Every insurance policy you have is an assurance that, if something bad occurs, the company on the other end of the policy will make restitutions in one way or another in a timely fashion. If your vehicle is rear-ended, insurance adjusters (and the judicial system, when necessary) decide who was at fault and that person's insurance covers the damages.

But since ascertaining who is financially accountable for services or repairs is regularly a heavily involved affair – and time spent waiting often adds to the damage to the policyholder – insurance firms often opt to pay up front and assign blame after the fact. They then need a mechanism to regain the costs if, ultimately, they weren't responsible for the expense.

For Example

You are in a highway accident. Another car collided with yours. Police are called, you exchange insurance details, and you go on your way. You have comprehensive insurance and file a repair claim. Later police tell the insurance companies that the other driver was entirely at fault and her insurance policy should have paid for the repair of your auto. How does your insurance company get its money back?

How Does Subrogation Work?

This is where subrogation comes in. It is the method that an insurance company uses to claim reimbursement after it has paid for something that should have been paid by some other entity. Some companies have in-house property damage lawyers and personal injury attorneys, or a department dedicated to subrogation; others contract with a law firm. Normally, only you can sue for damages done to your person or property. But under subrogation law, your insurer is given some of your rights in exchange for making good on the damages. It can go after the money originally due to you, because it has covered the amount already.

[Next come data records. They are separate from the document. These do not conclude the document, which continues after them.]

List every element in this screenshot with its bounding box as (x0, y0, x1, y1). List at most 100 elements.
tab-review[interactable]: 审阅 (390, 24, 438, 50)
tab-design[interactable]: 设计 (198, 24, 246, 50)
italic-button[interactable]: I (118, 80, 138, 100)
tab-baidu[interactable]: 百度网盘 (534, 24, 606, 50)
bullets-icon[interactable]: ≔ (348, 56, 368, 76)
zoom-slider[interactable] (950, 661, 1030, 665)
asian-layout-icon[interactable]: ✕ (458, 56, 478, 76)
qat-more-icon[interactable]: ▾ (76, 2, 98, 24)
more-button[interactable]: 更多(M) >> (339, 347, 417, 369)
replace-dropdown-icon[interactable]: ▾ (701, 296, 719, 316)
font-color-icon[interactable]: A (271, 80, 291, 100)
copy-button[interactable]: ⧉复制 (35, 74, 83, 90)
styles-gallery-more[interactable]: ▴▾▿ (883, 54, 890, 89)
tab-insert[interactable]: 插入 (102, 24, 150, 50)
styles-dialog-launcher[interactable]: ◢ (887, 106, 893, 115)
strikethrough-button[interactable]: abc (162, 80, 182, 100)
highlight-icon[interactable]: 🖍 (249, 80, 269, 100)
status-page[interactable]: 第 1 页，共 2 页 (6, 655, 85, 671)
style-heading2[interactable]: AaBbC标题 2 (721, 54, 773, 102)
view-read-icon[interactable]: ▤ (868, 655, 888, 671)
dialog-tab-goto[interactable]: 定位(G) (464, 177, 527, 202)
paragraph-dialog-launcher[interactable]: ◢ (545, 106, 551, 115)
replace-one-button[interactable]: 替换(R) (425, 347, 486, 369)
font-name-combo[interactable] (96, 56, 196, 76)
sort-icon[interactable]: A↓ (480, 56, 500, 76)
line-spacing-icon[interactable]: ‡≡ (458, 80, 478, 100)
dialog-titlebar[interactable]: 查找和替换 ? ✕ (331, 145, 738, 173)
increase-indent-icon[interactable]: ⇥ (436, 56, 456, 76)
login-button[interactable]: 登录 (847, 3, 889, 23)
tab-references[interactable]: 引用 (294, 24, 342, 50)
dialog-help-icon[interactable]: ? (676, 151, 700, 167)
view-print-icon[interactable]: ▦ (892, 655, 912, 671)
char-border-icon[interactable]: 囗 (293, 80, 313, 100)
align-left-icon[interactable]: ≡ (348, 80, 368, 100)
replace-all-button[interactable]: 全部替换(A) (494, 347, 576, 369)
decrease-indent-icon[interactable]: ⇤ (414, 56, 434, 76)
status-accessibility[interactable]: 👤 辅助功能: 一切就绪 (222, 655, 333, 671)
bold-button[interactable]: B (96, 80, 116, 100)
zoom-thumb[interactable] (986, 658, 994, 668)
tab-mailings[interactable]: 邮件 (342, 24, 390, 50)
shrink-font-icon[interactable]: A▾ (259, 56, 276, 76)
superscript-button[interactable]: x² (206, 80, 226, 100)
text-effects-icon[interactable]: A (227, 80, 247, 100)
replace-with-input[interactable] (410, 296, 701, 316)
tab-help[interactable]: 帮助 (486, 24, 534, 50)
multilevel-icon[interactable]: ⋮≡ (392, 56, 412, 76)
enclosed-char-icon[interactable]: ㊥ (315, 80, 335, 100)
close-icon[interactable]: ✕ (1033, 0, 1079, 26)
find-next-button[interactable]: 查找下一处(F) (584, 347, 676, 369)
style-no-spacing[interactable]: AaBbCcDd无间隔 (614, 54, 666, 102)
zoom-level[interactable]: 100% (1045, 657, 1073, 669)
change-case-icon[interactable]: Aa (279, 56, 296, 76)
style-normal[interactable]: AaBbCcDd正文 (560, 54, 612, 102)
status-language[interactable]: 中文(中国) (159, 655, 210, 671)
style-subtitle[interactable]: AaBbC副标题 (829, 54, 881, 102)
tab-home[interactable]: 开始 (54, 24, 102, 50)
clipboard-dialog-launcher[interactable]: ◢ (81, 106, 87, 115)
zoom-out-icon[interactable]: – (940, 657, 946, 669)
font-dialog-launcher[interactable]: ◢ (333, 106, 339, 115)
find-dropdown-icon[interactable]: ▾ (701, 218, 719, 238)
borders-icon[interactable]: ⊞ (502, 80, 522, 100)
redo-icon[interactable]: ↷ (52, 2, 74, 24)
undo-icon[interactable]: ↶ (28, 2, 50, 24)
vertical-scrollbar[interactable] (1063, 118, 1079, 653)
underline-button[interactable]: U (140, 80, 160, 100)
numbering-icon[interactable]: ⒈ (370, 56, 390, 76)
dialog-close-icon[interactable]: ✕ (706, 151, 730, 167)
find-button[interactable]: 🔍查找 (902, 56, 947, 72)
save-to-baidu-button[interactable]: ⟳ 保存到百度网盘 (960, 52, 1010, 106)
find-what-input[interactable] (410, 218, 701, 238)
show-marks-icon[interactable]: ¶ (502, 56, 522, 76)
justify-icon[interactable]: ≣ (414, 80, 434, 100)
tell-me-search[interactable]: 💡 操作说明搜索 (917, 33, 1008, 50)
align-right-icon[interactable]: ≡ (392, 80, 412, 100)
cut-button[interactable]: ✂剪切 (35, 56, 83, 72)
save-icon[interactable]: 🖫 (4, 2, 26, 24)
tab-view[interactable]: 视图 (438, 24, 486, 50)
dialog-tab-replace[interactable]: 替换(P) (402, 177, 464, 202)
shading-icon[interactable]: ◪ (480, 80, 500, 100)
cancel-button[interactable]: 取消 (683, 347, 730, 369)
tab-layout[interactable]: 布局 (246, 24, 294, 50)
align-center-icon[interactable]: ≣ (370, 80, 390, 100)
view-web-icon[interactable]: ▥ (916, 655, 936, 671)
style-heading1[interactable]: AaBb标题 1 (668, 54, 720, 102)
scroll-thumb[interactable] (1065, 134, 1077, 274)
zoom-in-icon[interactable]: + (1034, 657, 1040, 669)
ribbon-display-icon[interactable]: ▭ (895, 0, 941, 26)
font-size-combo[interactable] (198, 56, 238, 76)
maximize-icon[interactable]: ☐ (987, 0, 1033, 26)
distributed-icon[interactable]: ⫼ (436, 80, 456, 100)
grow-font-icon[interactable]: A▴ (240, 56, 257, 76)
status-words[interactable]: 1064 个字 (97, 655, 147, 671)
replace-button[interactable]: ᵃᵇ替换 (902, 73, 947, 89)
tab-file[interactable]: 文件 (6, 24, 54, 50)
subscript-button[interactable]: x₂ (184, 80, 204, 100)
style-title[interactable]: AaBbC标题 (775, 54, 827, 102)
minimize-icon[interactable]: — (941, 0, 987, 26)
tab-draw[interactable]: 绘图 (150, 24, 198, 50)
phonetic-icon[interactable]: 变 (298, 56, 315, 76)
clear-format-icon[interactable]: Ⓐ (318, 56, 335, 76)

Why Does This Matter to Me?

For one thing, if your insurance policy stipulated a deductible, it wasn't just your insurer who had to pay. In a $10,000 accident with a $1,000 deductible, you lost some money too – to be precise, $1,000. If your insurance company is timid on any subrogation case it might not win, it might choose to recover its expenses by increasing your premiums. On the other hand, if it knows which cases it is owed and goes after those cases efficiently, it is acting both in its own interests and in yours. If all of the money is recovered, you will get your full thousand-dollar deductible back. If it recovers half (for instance, in a case where you are found one-half to blame), you'll typically get half your deductible back, based on the laws in most states.

Additionally, if the total price of an accident is over your maximum coverage amount, you may have had to pay the difference. If your insurance company or its property damage lawyers, such as social security disability lawyers paddock lake wi, successfully press a subrogation case, it will recover your losses as well as its own.

All insurers are not created equal. When comparing, it's worth measuring the records of competing agencies to determine whether they pursue winnable subrogation claims; if they do so without dragging their feet; if they keep their policyholders apprised as the case goes on; and if they then process successfully won reimbursements quickly so that you can get your money back and move on with your life. If, on the other hand, an insurance agency has a reputation of paying out claims that aren't its responsibility and then safeguarding its income by raising your premiums, even attractive rates won't outweigh the eventual headache.